The sculptural work is separated into three types of structures: the broken and/or fractured, the separated and/or reconstructed, and the disappeared and/or removed.  Through these three categories of visual exploration and expression the work expands the lens and audience of pain, each having a different relationship to time, violence, former use, and future possibility.  The use of mundane construction materials throughout serves a dual purpose.  First, the visual vocabulary of construction is something immediately familiar to the viewer as an integral part of our daily surroundings.  The process of building is something we are accustomed to seeing in varying states of completion.  By seeming impermanent and in process the work addresses pain’s continually damaging effect on the stability of the body.  Secondly, the use of basic construction material serves as a method to distance the work from the potential sensationalism of physical pain, prompting a contemplative rather than visceral impulse from the viewer.  The additional videos of my legs and feet performing simple repetitive tasks ground the work in the actual body, acknowledging the specific source and further, questions of stability, function, and limits. 

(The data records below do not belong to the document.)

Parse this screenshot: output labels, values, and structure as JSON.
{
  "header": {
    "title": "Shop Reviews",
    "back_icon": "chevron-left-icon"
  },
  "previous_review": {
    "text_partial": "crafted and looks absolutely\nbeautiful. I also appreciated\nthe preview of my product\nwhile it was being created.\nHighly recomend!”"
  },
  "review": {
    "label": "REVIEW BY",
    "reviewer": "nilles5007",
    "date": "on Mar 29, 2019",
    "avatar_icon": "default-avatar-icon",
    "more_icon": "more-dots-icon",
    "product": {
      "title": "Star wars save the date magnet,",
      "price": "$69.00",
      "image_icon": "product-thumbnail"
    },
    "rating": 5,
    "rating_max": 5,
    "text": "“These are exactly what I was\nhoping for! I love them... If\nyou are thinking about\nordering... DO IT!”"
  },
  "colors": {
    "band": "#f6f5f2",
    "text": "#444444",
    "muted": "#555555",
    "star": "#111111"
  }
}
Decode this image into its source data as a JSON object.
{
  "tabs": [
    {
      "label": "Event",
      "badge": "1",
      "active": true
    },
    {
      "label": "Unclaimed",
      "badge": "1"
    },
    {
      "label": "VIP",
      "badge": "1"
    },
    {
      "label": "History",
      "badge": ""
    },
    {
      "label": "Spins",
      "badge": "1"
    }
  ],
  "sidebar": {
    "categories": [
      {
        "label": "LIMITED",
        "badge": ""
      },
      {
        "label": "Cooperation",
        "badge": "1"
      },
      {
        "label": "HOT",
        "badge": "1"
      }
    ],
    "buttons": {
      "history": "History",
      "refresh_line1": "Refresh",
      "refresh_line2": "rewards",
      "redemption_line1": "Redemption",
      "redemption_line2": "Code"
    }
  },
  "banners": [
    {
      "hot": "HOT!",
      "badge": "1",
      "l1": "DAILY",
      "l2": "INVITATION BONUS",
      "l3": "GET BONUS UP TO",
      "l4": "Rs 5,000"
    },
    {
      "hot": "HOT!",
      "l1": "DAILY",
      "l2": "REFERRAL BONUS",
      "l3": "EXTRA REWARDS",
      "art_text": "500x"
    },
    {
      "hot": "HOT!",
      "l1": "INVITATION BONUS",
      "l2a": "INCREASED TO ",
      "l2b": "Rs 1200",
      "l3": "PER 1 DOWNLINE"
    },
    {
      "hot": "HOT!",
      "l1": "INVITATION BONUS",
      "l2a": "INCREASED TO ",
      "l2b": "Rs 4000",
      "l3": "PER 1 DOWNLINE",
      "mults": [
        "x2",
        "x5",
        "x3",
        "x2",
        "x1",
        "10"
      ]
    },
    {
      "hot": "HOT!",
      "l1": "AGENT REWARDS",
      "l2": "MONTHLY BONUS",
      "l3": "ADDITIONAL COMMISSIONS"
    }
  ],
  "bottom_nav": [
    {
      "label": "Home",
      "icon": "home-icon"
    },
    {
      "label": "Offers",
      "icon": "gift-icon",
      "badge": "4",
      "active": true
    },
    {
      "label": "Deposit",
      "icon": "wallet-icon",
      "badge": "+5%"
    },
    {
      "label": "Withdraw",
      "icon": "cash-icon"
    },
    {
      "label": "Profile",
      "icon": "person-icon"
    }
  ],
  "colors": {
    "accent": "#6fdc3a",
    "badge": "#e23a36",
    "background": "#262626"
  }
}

Elaine Scarry explains the most problematic component of physical pain is its “resistance” to language in her book The Body in Pain: The Making and Unmaking of the World.  Through the creation, destruction, and reconstruction of my work, it is my goal that the sculptures sidestep the language barrier and individual nature of pain.  Further, through this elusion to conventional language, the work allows the opening up of a different dialogue centered on both the effect (the past) and the possibility (the future) of the broken and traumatized structure, and by extension, a location for the previously isolated body (the present).